MOSCOW, Feb. 29 (UPI) -- Though output was enough to satisfy export demands, Russian energy company Gazprom said its production for 2015 was less than the previous year.
Gazprom CEO Alexei Miller met with Russian President Vladimir Putin at the Kremlin to discuss corporate results for last year. Miller told the president that full-year gas production amounted to about 1.47 billion cubic feet, which was less than in 2014.
"This was sufficient to cover in full reliable and stable supplies for export markets and for our own country's needs," he told the president.
Gazprom meets about a quarter of the gas needs for Europe. Miller said Germany was the lead consumer, with demand growing more than 40 percent from the start of last year. Supplies to France are up 73 percent.
"There is therefore no doubt the projects to build new gas transport routes to Europe, to northwest Europe, are economically justified and backed up by the growing demand that we see right now," the CEO said.
Gazprom aims to add more infrastructure to its twin Nord Stream natural gas line running through the Baltic Sea to Germany. A project for southeastern Europe dubbed Turkish Stream, a scaled-back version of its South Stream project, has faced obstacles because of diplomatic strains between Moscow and Ankara.

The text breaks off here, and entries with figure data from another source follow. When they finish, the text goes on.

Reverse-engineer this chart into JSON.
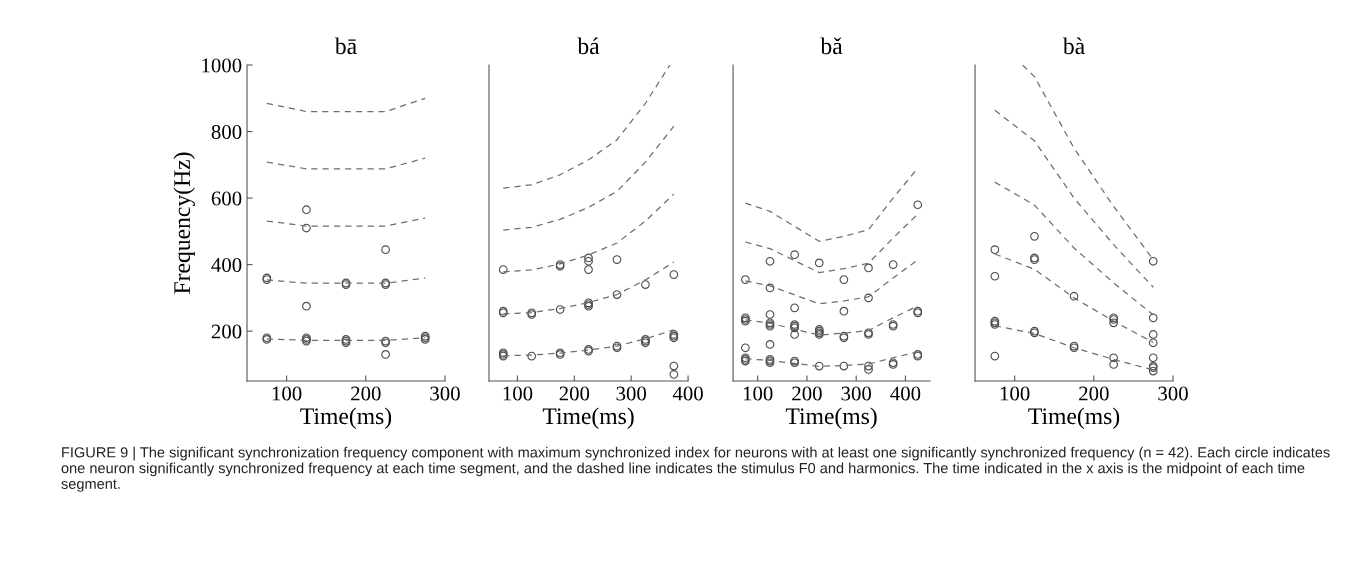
{
  "chart_data": [
    {
      "type": "scatter",
      "title": "bā",
      "xlabel": "Time(ms)",
      "ylabel": "Frequency(Hz)",
      "xlim": [
        50,
        300
      ],
      "xticks": [
        100,
        200,
        300
      ],
      "ylim": [
        50,
        1000
      ],
      "yticks": [
        200,
        400,
        600,
        800,
        1000
      ],
      "grid": false,
      "legend": false,
      "annotations": [
        "FIGURE 9 | The significant synchronization frequency component with maximum synchronized index for neurons with at least one significantly synchronized frequency (n = 42). Each circle indicates one neuron significantly synchronized frequency at each time segment, and the dashed line indicates the stimulus F0 and harmonics. The time indicated in the x axis is the midpoint of each time segment."
      ],
      "series": [
        {
          "type": "line",
          "line_style": "dashed",
          "color": "#6e6e6e",
          "x": [
            75,
            125,
            175,
            225,
            275
          ],
          "values": [
            177,
            172,
            172,
            172,
            180
          ]
        },
        {
          "type": "line",
          "line_style": "dashed",
          "color": "#6e6e6e",
          "x": [
            75,
            125,
            175,
            225,
            275
          ],
          "values": [
            354,
            344,
            344,
            344,
            360
          ]
        },
        {
          "type": "line",
          "line_style": "dashed",
          "color": "#6e6e6e",
          "x": [
            75,
            125,
            175,
            225,
            275
          ],
          "values": [
            531,
            516,
            516,
            516,
            540
          ]
        },
        {
          "type": "line",
          "line_style": "dashed",
          "color": "#6e6e6e",
          "x": [
            75,
            125,
            175,
            225,
            275
          ],
          "values": [
            708,
            688,
            688,
            688,
            720
          ]
        },
        {
          "type": "line",
          "line_style": "dashed",
          "color": "#6e6e6e",
          "x": [
            75,
            125,
            175,
            225,
            275
          ],
          "values": [
            885,
            860,
            860,
            860,
            900
          ]
        },
        {
          "type": "scatter",
          "marker": "circle",
          "color": "#4d4d4d",
          "x": [
            75,
            75,
            75,
            75,
            125,
            125,
            125,
            125,
            125,
            125,
            175,
            175,
            175,
            175,
            175,
            225,
            225,
            225,
            225,
            225,
            225,
            275,
            275,
            275
          ],
          "values": [
            360,
            355,
            180,
            175,
            565,
            510,
            275,
            180,
            175,
            170,
            345,
            340,
            175,
            170,
            165,
            445,
            345,
            340,
            170,
            165,
            130,
            185,
            180,
            175
          ]
        }
      ]
    },
    {
      "type": "scatter",
      "title": "bá",
      "xlabel": "Time(ms)",
      "xlim": [
        50,
        400
      ],
      "xticks": [
        100,
        200,
        300,
        400
      ],
      "ylim": [
        50,
        1000
      ],
      "tick_labels": "x",
      "grid": false,
      "legend": false,
      "series": [
        {
          "type": "line",
          "line_style": "dashed",
          "color": "#6e6e6e",
          "x": [
            75,
            125,
            175,
            225,
            275,
            325,
            375
          ],
          "values": [
            126,
            128,
            134,
            143,
            155,
            177,
            204
          ]
        },
        {
          "type": "line",
          "line_style": "dashed",
          "color": "#6e6e6e",
          "x": [
            75,
            125,
            175,
            225,
            275,
            325,
            375
          ],
          "values": [
            252,
            256,
            268,
            286,
            310,
            354,
            408
          ]
        },
        {
          "type": "line",
          "line_style": "dashed",
          "color": "#6e6e6e",
          "x": [
            75,
            125,
            175,
            225,
            275,
            325,
            375
          ],
          "values": [
            378,
            384,
            402,
            429,
            465,
            531,
            612
          ]
        },
        {
          "type": "line",
          "line_style": "dashed",
          "color": "#6e6e6e",
          "x": [
            75,
            125,
            175,
            225,
            275,
            325,
            375
          ],
          "values": [
            504,
            512,
            536,
            572,
            620,
            708,
            816
          ]
        },
        {
          "type": "line",
          "line_style": "dashed",
          "color": "#6e6e6e",
          "x": [
            75,
            125,
            175,
            225,
            275,
            325,
            368
          ],
          "values": [
            630,
            640,
            670,
            715,
            775,
            885,
            1000
          ]
        },
        {
          "type": "scatter",
          "marker": "circle",
          "color": "#4d4d4d",
          "x": [
            75,
            75,
            75,
            75,
            75,
            75,
            125,
            125,
            125,
            175,
            175,
            175,
            175,
            175,
            225,
            225,
            225,
            225,
            225,
            225,
            225,
            225,
            275,
            275,
            275,
            275,
            325,
            325,
            325,
            325,
            375,
            375,
            375,
            375,
            375,
            375
          ],
          "values": [
            385,
            260,
            255,
            135,
            130,
            125,
            255,
            250,
            125,
            400,
            395,
            265,
            135,
            130,
            420,
            410,
            385,
            285,
            280,
            275,
            145,
            140,
            415,
            310,
            155,
            150,
            340,
            175,
            170,
            165,
            370,
            190,
            185,
            180,
            95,
            70
          ]
        }
      ]
    },
    {
      "type": "scatter",
      "title": "bǎ",
      "xlabel": "Time(ms)",
      "xlim": [
        50,
        450
      ],
      "xticks": [
        100,
        200,
        300,
        400
      ],
      "ylim": [
        50,
        1000
      ],
      "tick_labels": "x",
      "grid": false,
      "legend": false,
      "series": [
        {
          "type": "line",
          "line_style": "dashed",
          "color": "#6e6e6e",
          "x": [
            75,
            125,
            175,
            225,
            275,
            325,
            375,
            425
          ],
          "values": [
            117,
            112,
            103,
            94,
            97,
            101,
            120,
            138
          ]
        },
        {
          "type": "line",
          "line_style": "dashed",
          "color": "#6e6e6e",
          "x": [
            75,
            125,
            175,
            225,
            275,
            325,
            375,
            425
          ],
          "values": [
            234,
            224,
            206,
            188,
            194,
            202,
            240,
            276
          ]
        },
        {
          "type": "line",
          "line_style": "dashed",
          "color": "#6e6e6e",
          "x": [
            75,
            125,
            175,
            225,
            275,
            325,
            375,
            425
          ],
          "values": [
            351,
            336,
            309,
            282,
            291,
            303,
            360,
            414
          ]
        },
        {
          "type": "line",
          "line_style": "dashed",
          "color": "#6e6e6e",
          "x": [
            75,
            125,
            175,
            225,
            275,
            325,
            375,
            425
          ],
          "values": [
            468,
            448,
            412,
            376,
            388,
            404,
            480,
            552
          ]
        },
        {
          "type": "line",
          "line_style": "dashed",
          "color": "#6e6e6e",
          "x": [
            75,
            125,
            175,
            225,
            275,
            325,
            375,
            425
          ],
          "values": [
            585,
            560,
            515,
            470,
            485,
            505,
            600,
            690
          ]
        },
        {
          "type": "scatter",
          "marker": "circle",
          "color": "#4d4d4d",
          "x": [
            75,
            75,
            75,
            75,
            75,
            75,
            75,
            75,
            125,
            125,
            125,
            125,
            125,
            125,
            125,
            125,
            125,
            125,
            175,
            175,
            175,
            175,
            175,
            175,
            175,
            175,
            225,
            225,
            225,
            225,
            225,
            225,
            275,
            275,
            275,
            275,
            275,
            325,
            325,
            325,
            325,
            325,
            325,
            375,
            375,
            375,
            375,
            375,
            425,
            425,
            425,
            425,
            425
          ],
          "values": [
            355,
            240,
            235,
            230,
            150,
            120,
            115,
            110,
            410,
            330,
            250,
            225,
            220,
            215,
            160,
            115,
            110,
            105,
            430,
            270,
            220,
            215,
            210,
            190,
            110,
            105,
            405,
            205,
            200,
            195,
            190,
            95,
            355,
            260,
            185,
            180,
            95,
            390,
            300,
            195,
            190,
            95,
            85,
            400,
            220,
            215,
            105,
            100,
            580,
            260,
            255,
            130,
            125
          ]
        }
      ]
    },
    {
      "type": "scatter",
      "title": "bà",
      "xlabel": "Time(ms)",
      "xlim": [
        50,
        300
      ],
      "xticks": [
        100,
        200,
        300
      ],
      "ylim": [
        50,
        1000
      ],
      "tick_labels": "x",
      "grid": false,
      "legend": false,
      "series": [
        {
          "type": "line",
          "line_style": "dashed",
          "color": "#6e6e6e",
          "x": [
            75,
            125,
            175,
            225,
            275
          ],
          "values": [
            216,
            193,
            150,
            115,
            83
          ]
        },
        {
          "type": "line",
          "line_style": "dashed",
          "color": "#6e6e6e",
          "x": [
            75,
            125,
            175,
            225,
            275
          ],
          "values": [
            432,
            386,
            300,
            230,
            166
          ]
        },
        {
          "type": "line",
          "line_style": "dashed",
          "color": "#6e6e6e",
          "x": [
            75,
            125,
            175,
            225,
            275
          ],
          "values": [
            648,
            579,
            450,
            345,
            249
          ]
        },
        {
          "type": "line",
          "line_style": "dashed",
          "color": "#6e6e6e",
          "x": [
            75,
            125,
            175,
            225,
            275
          ],
          "values": [
            864,
            772,
            600,
            460,
            332
          ]
        },
        {
          "type": "line",
          "line_style": "dashed",
          "color": "#6e6e6e",
          "x": [
            110,
            125,
            175,
            225,
            275
          ],
          "values": [
            1000,
            965,
            750,
            575,
            415
          ]
        },
        {
          "type": "scatter",
          "marker": "circle",
          "color": "#4d4d4d",
          "x": [
            75,
            75,
            75,
            75,
            75,
            75,
            125,
            125,
            125,
            125,
            125,
            175,
            175,
            175,
            225,
            225,
            225,
            225,
            225,
            275,
            275,
            275,
            275,
            275,
            275,
            275,
            275
          ],
          "values": [
            445,
            365,
            230,
            225,
            220,
            125,
            485,
            420,
            415,
            200,
            195,
            305,
            155,
            150,
            240,
            235,
            225,
            120,
            100,
            410,
            240,
            190,
            165,
            120,
            95,
            90,
            80
          ]
        }
      ]
    }
  ]
}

Maros Sefcovic, a lead energy official in the European Commission, warned last week some countries in Eastern Europe may be vulnerable to the control Gazprom has over the regional energy sector. Rows between Russia and Ukraine, through which most of the Soviet-era gas pipelines run, have threatened supplies to downstream consumers in Europe, prompting a bloc-wide push for diversification.
Sefcovic said last year the European community was examining new strategies for bringing liquefied natural gas to the European market.
Cheniere Energy, which last week shipped the first-ever batch of LNG sourced from the United States, signed a sales agreement last year with French energy company EDF. The French company said securing U.S. gas would help diversify a European energy sector that depends heavily on Russia.